The attribute is simply a small piece of code that is added to the HTML code that signals a link. Just add rel=”nofollow” either before or after the href=”http://www.website.com” in your A HREF link tag.
This tag tells the search engines that you have not evaluated this link or added it yourself, but rather it has been contributed by an outside party who does not regularly maintain this website. If you wish to validate a link, you can simply remove or not add the code and the link will be counted as a “normal” link.

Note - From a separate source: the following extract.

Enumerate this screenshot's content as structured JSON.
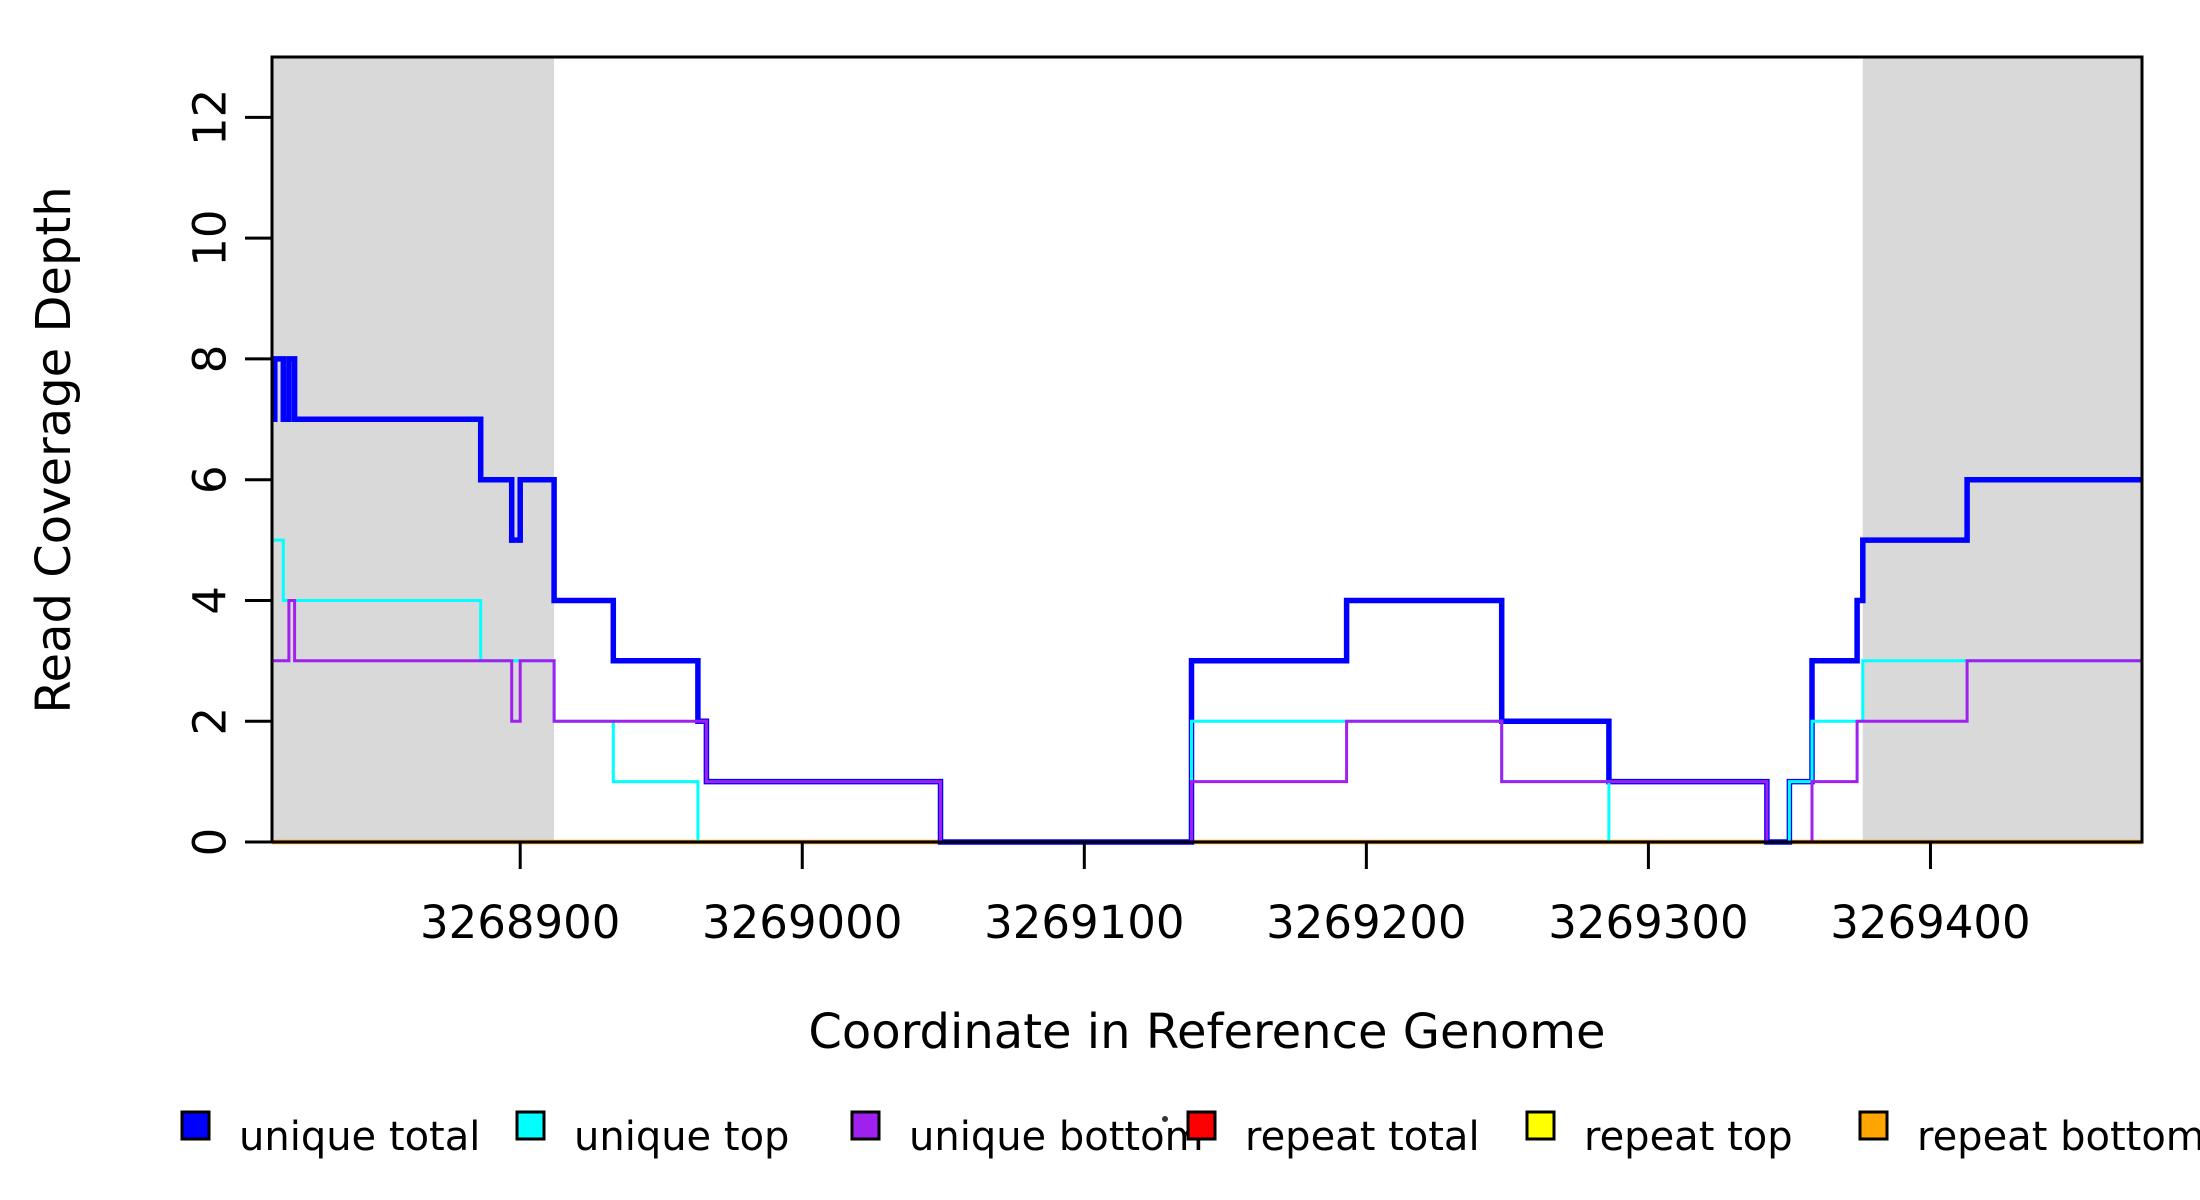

If the attribute is in place, the search engines will not follow the link, will not credit the link in rankings (or PageRank), and will not credit the anchor text in rankings. (At least Google will not do this, but assume virtually the same treatment from the others.)
What’s particularly impressive is that this standard has been identified and agreed upon by Google, Yahoo and MSN – marking a rare collaboration of the major search engines for the betterment of the industry. Which gets me to thinking… Is search engine optimization really an industry? Ask Seth Godin about SEO in July of 2004, or ask him about SEO 6 months later. I think he’s starting to change his mind, although in fairness the industry is maturing in many ways and now warrants more credibility than it did even 6 months or 1 year ago.